Heavy Burdens makes a logical point-by-point case for the ways in which LGBTQIA+ individuals have been harmed by the Church. The intuitive structure of the book lends it an accessibility and broader readership. In like manner, the ‘Burden Summary’ at the end of each section can be used as a launching off point for theological discussion. This further bolsters the notion that the author is writing to the Church, and laying the burden back on their shoulders. She writes, “I invite you to grapple with these stories and to unpack their causes” (18). In addition to this, she begins each chapter with an anecdote, which enriches her argument and datasets by humanizing—essentially contextualizing her claims. A specific chapter on the burden that has been laid on queer people of color in the Church, in conjunction with national policy and rhetoric would make this book even more useful. For instance, Rivera might discuss the parallels between the politicized Black matriarch and conversion therapy narratives of the overbearing mother.

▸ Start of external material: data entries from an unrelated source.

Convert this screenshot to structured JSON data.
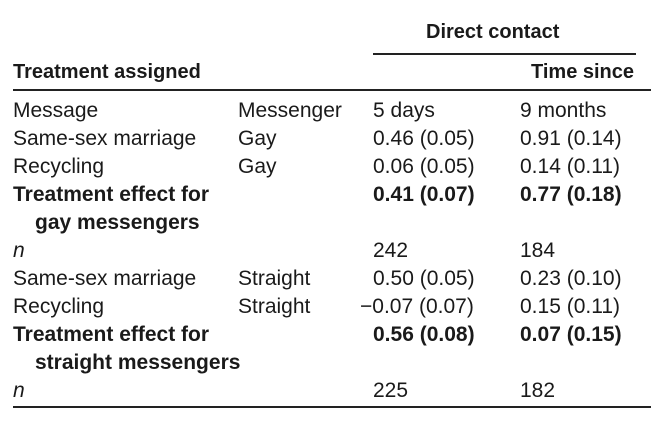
{
  "table": {
    "spanner": "Direct contact",
    "group_header": "Treatment assigned",
    "time_header": "Time since",
    "rows": [
      {
        "c1": "Message",
        "c2": "Messenger",
        "c3": "5 days",
        "c4": "9 months",
        "style": "normal"
      },
      {
        "c1": "Same-sex marriage",
        "c2": "Gay",
        "c3": "0.46 (0.05)",
        "c4": "0.91 (0.14)",
        "style": "normal"
      },
      {
        "c1": "Recycling",
        "c2": "Gay",
        "c3": "0.06 (0.05)",
        "c4": "0.14 (0.11)",
        "style": "normal"
      },
      {
        "c1": "Treatment effect for",
        "c2": "",
        "c3": "0.41 (0.07)",
        "c4": "0.77 (0.18)",
        "style": "bold"
      },
      {
        "c1": "gay messengers",
        "c2": "",
        "c3": "",
        "c4": "",
        "style": "bold-indent"
      },
      {
        "c1": "n",
        "c2": "",
        "c3": "242",
        "c4": "184",
        "style": "italic"
      },
      {
        "c1": "Same-sex marriage",
        "c2": "Straight",
        "c3": "0.50 (0.05)",
        "c4": "0.23 (0.10)",
        "style": "normal"
      },
      {
        "c1": "Recycling",
        "c2": "Straight",
        "c3": "−0.07 (0.07)",
        "c4": "0.15 (0.11)",
        "style": "normal"
      },
      {
        "c1": "Treatment effect for",
        "c2": "",
        "c3": "0.56 (0.08)",
        "c4": "0.07 (0.15)",
        "style": "bold"
      },
      {
        "c1": "straight messengers",
        "c2": "",
        "c3": "",
        "c4": "",
        "style": "bold-indent"
      },
      {
        "c1": "n",
        "c2": "",
        "c3": "225",
        "c4": "182",
        "style": "italic"
      }
    ]
  }
}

With aplomb, Rivera writes in a manner that bridges the academic and the popular. The language employed throughout the book is elevated, as befits her nuanced discussion. Yet, it is not so esoteric as to unnecessarily alienate those everyday readers who wish to utilize the book for small group discussions or the like. Perhaps anticipating the wide breadth of her audience, Rivera offers helpful background for once-popular words utilized in Christian discipleship, like “Onanism.” Recognizing the arcane nature of words like these, while also acknowledging their germaneness to this discourse, Rivera offers a brief reception history before continuing her argument. The lexical ease-of-access clears that way for readers to focus on terms that are critical, but with which they may be unfamiliar.
The author acknowledges the odd position through which she enters the conversation about LGBTQ people and church harm. Rivera is a celibate lesbian, a choice that many queer individuals are forced to make when they come out in their churches; it is either celibacy or Hell. Acknowledging this peculiarity, she says, “…many use stories like mine as proof that gay people ought to be celibate” (101). Yet, she moves beyond this potential stumbling block by describing celibacy as a ‘pathway’, and not as prescription. Celibacy, by her estimation, becomes a tool for a harm only when it is foisted upon LGBTQIA+ individuals by their Christian communities. This curious position does not detract from a healthy analysis of harm in the church.
Heavy Burdens is an important title for today’s inclusive thinkers, ministers, and laypeople, who wish to understand the ways in which the church has both excluded and antagonized LGBTQIA+ people. Its multifaceted appraisal of the intersection of gender and sexuality, as it relates to the sufferings of queer people in religious spaces, marks it as a preeminent text on the subject.